What you won’t pick up on the promotional materials for Miasmata is that the creature isn’t even your main threat – it’s physics. The game’s incredibly realistic walking physics simulate inertia and the dangers of steep, treacherous terrain. Run too fast or drop off a ledge and you’re in for a tumble. If you’re lucky you’ll get right back up again, if you’re unlucky you’ll sustain some damage and drop your items, if you’re very unlucky you’ll keep tumbling and fall off a cliff. This is also what makes nighttime threatening; night is pitch black, and you only get a metre of illumination with your lighter – three with a burning stick. This makes it incredibly easy to take one step too far off a cliff and die, and in an inspired conflation of mechanics, makes fleeing not an option if the creature is around.

The presentation is sparse, with all of the interface existing as objects within the game world, inspired by Far Cry 2’s map and standing in stark contrast to Far Cry 3’s terrible interface. The journal system is far more sophisticated than what’s seen in most RPGs. This sparse presentation extends to the story. You arrive on the island seeking a cure for your plague, only the find the scientists who reported such a cure to be dead. You’re given some clues as to what plants are needed for the cure, and then the rest is left entirely to you. There is a mystery as to what happened to the scientists for you to uncover, but it is only tangentially related to the ludonarrative by virtue that the backstory materials also contain navigational clues. There is wealth in such minimalism; it doesn’t so much supply a story as it offers a rich tapestry for generating emergent, anecdotal stories unique to your own experience. One of my earliest experiences was fleeing from the creature, tripping, tumbling down a mountain and off a cliff, landing in a lake, nearly drowning trying to swim out of the lake, feverishly stumbling around the forest at night looking for an outpost, dragging my corpse into a bed before I died, then waking up to myself completely lost, but finding within the hut some vital clues as to where another cure ingredient may be.

Such a forceful delineation of my progression was a revelation.
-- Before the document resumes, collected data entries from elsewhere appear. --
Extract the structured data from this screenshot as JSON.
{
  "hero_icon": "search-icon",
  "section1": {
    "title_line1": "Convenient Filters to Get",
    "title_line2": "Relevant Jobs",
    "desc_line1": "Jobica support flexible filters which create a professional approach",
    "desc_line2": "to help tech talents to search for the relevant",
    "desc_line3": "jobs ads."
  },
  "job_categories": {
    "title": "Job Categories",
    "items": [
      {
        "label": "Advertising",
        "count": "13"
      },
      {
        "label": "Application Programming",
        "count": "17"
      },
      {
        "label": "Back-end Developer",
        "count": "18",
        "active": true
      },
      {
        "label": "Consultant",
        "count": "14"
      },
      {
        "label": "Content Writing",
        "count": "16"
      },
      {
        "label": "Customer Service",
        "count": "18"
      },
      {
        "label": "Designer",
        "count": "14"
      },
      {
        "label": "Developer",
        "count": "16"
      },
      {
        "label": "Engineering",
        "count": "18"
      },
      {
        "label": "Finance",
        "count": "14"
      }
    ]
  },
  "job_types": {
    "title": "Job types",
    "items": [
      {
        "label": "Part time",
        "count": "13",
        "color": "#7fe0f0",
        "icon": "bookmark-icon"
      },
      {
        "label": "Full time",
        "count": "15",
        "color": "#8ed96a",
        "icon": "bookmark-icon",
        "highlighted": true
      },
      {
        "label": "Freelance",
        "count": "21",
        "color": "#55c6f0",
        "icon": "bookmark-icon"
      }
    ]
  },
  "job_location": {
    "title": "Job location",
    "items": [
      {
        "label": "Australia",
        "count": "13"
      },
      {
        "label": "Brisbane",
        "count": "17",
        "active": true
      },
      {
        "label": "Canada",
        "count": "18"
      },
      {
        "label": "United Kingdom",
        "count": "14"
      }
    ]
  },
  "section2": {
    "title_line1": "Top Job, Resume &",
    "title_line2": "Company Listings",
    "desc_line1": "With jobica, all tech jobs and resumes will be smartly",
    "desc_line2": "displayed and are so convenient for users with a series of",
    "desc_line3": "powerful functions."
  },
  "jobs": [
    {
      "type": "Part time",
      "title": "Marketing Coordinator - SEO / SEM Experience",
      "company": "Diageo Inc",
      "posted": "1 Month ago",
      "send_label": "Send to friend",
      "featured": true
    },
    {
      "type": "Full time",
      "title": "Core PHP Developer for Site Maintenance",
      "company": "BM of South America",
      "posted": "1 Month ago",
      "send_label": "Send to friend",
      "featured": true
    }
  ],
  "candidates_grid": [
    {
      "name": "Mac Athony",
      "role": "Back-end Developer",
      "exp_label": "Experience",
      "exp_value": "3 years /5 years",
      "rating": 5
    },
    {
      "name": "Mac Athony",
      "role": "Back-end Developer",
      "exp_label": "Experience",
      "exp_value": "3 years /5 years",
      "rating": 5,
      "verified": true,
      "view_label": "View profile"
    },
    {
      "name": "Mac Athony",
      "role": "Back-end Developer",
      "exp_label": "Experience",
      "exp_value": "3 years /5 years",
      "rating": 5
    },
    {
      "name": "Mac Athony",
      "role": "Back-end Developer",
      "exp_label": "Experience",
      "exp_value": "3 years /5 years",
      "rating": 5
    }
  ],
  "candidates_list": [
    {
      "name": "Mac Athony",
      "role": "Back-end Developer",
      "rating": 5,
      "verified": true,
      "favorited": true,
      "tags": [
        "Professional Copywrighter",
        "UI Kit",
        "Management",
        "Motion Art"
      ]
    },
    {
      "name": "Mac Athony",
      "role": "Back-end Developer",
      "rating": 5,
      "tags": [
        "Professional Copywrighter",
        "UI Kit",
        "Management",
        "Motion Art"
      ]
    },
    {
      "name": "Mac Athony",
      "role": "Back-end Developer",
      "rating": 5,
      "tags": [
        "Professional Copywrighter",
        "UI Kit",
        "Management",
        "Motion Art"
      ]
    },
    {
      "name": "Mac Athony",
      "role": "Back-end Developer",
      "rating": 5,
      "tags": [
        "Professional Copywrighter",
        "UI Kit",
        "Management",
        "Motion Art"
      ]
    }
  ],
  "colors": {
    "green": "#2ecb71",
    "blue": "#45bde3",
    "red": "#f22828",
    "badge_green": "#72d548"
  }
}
This is truly an open world. This is exactly what other open world games should aspire to be. Not some little sandbox that you wander around in between your linear missions, but a game that is properly integrated into its open environment, where exploration is paramount and memorable events are emergently generated. Miasmata is easily my favourite singleplayer game of this year, in a year that’s been comparatively decent for modern gaming, and I hope it becomes an influential touchstone for future designs of open world games.

4 thoughts on “Far Cry 3 and Miasmata

  1. miasmata is all that and a bag of chips alright. puts all open world releases since STALKER to bed and slowly puts a pillow over their head.